Solitary Wasp
I am guessing by now you may know the exact characteristics of Mr Lonely. Solitary wasp have no friends and will live out the rest of their lives just flying around. They rarely construct nest as they are more of a roamer.
Social Wasp
When last have you tweeted to a wasp? These wasp will actually live in colonies and of course do make nest. These colonies can be small like a a few hundred wasps or they can be huge numbering in the thousands. In the colonies not all wasp are able to reproduce as many times this is the sole responsibility of the queen wasp. I would not envy her for that job because all the queen wasp does is sit around all day and produce eggs. She doesn't fly out everyday to sting a few here and there and catch a little air time. Most of the workers within these colonies are sterile female workers.
- The normal Wasp is equipped with two pair of wings; so the wasp has four wings in all for weight balance and of course flight control.
- Wasp are Parasitoids, You just learned a new word to day my wasp reading friend. What this means is that the wasp may use it's pray for reproductive purposes. As gross as it may sound, a wasp would love to lay ts egg in a dead spider. Wasp preys eventually become its host for its brand new off springs.

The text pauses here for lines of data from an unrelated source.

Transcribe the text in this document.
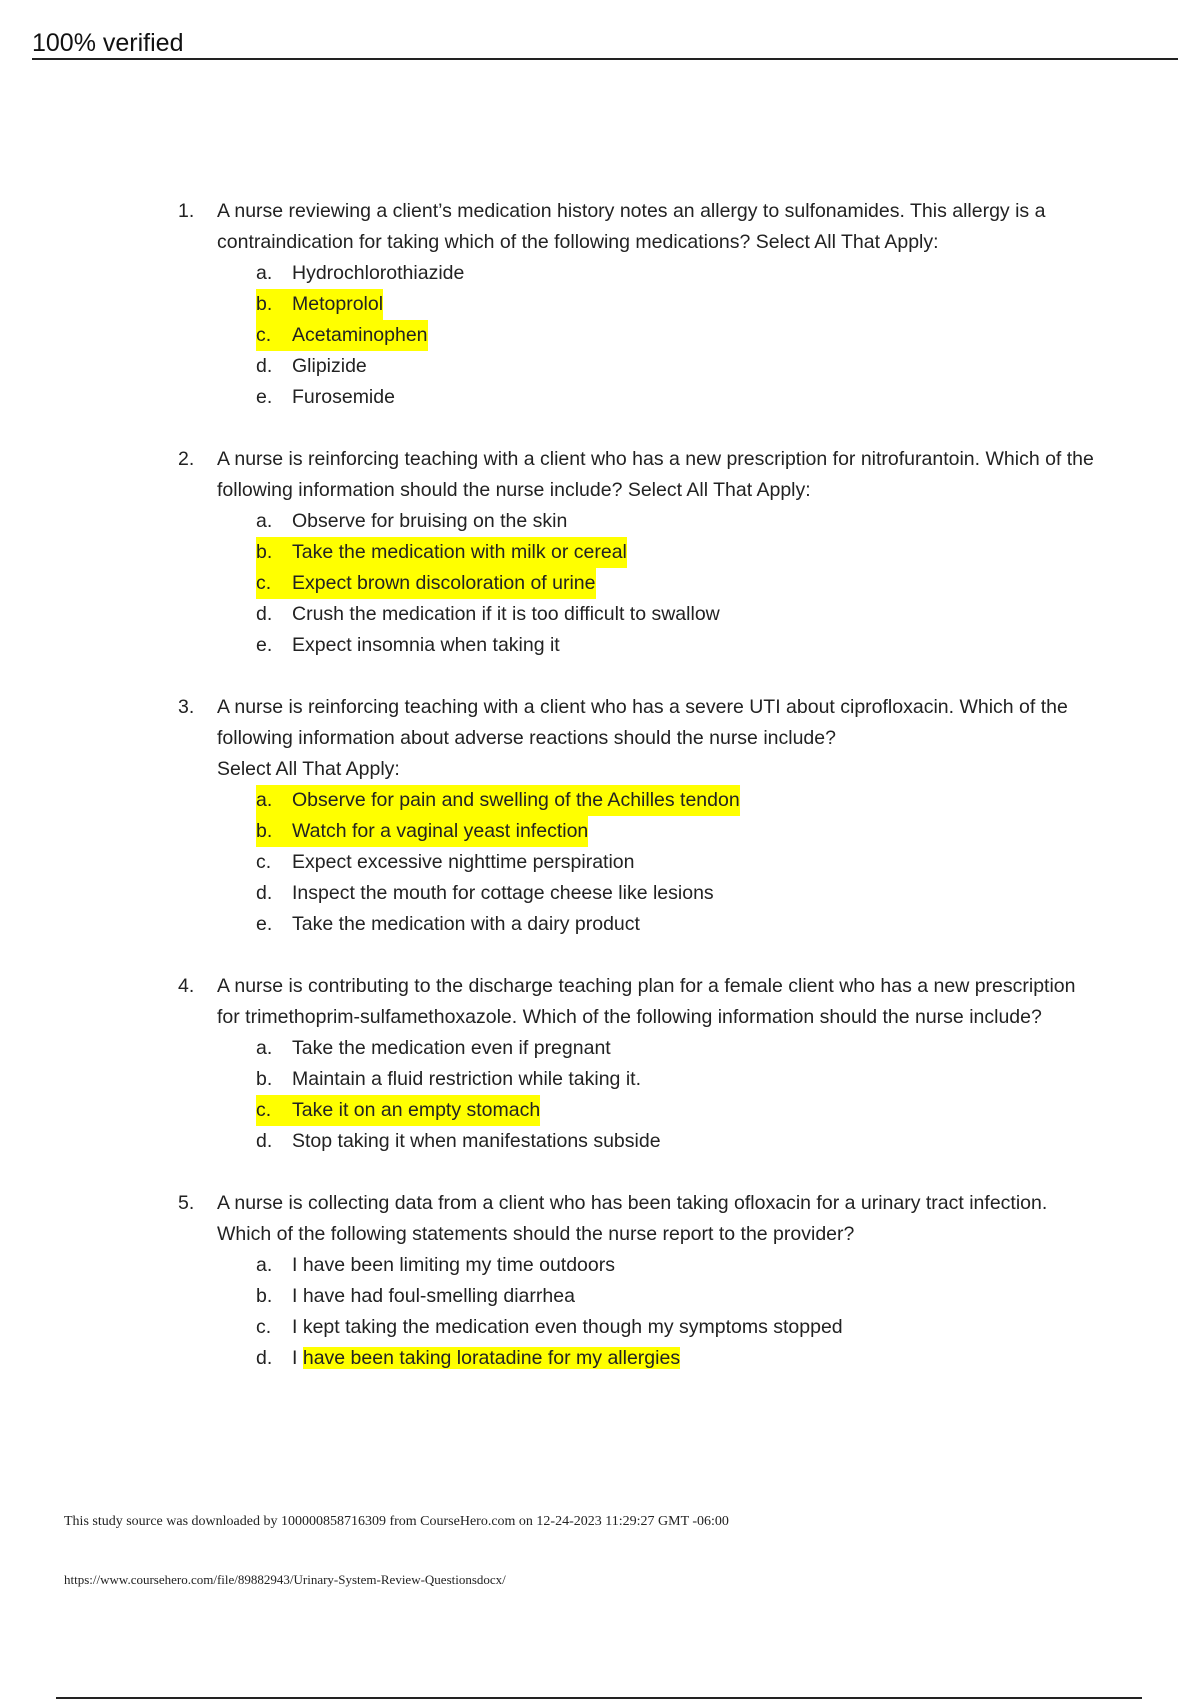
100% verified
1.	A nurse reviewing a client’s medication history notes an allergy to sulfonamides. This allergy is a contraindication for taking which of the following medications? Select All That Apply:

a.	Hydrochlorothiazide
b.	Metoprolol
c.	Acetaminophen
d.	Glipizide
e.	Furosemide
2.	A nurse is reinforcing teaching with a client who has a new prescription for nitrofurantoin. Which of the following information should the nurse include? Select All That Apply:

a.	Observe for bruising on the skin
b.	Take the medication with milk or cereal
c.	Expect brown discoloration of urine
d.	Crush the medication if it is too difficult to swallow
e.	Expect insomnia when taking it
3.	A nurse is reinforcing teaching with a client who has a severe UTI about ciprofloxacin. Which of the following information about adverse reactions should the nurse include?

Select All That Apply:

a.	Observe for pain and swelling of the Achilles tendon
b.	Watch for a vaginal yeast infection
c.	Expect excessive nighttime perspiration
d.	Inspect the mouth for cottage cheese like lesions
e.	Take the medication with a dairy product
4.	A nurse is contributing to the discharge teaching plan for a female client who has a new prescription for trimethoprim-sulfamethoxazole. Which of the following information should the nurse include?

a.	Take the medication even if pregnant
b.	Maintain a fluid restriction while taking it.
c.	Take it on an empty stomach
d.	Stop taking it when manifestations subside
5.	A nurse is collecting data from a client who has been taking ofloxacin for a urinary tract infection. Which of the following statements should the nurse report to the provider?

a.	I have been limiting my time outdoors
b.	I have had foul-smelling diarrhea
c.	I kept taking the medication even though my symptoms stopped
d.	I have been taking loratadine for my allergies
This study source was downloaded by 100000858716309 from CourseHero.com on 12-24-2023 11:29:27 GMT -06:00
https://www.coursehero.com/file/89882943/Urinary-System-Review-Questionsdocx/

- Wasp possess and stinger or ovipositor. This is what they use to defend themselves and bring food or a nesting host. Did you know that only females wasp are capable of stinging? How comes you ask? Elementary my dear boy. Since the stinger is part of the ovipositor and only females wasp has this sex organs. Its a no sting for males
What do Wasp Eat
When the wasp are larvae, meaning when they are babies, they are mostly grown in some host such as a spiders guts and will eventually eat out their host and become fit and healthy wasp where their return of the living dead eating habits will be over and they will then begin to crave and seek nectar.
Queen Wasp
Long Live the Queen, Long Live The Queen...Wasp that is. We have always heard about the queen in the Ant, Bee and Wasp Colonies. Have you ever asked yourself why these insects need a queen? How did she come by this royalty? Why there is no King Bee or King Wasp? Well here is how the queen got her royalty.
A queen was is picked from birth. Once the wasp identify a special larvae laid by a queen, that larvae is treated differently in order to produce another queen to continue the reproductive cycle so that the wasp generation may live on. The larvae selected for queening is also fed differently. It is given special protein that will foster high reproduction once those larvae becomes adult wasp. The larvae that become queens have high levels of a group of proteins that enable them to survive the winter and reproduce next year, whereas the ones that become workers are much shorter-lived and have low levels of these proteins. Now we know how a queen is selected but what about the king. Well the wasp queen is quite a solo producer as the queen is able to determine which sex the wasp will come as and produces the cell to reproduce without the intervention of a male.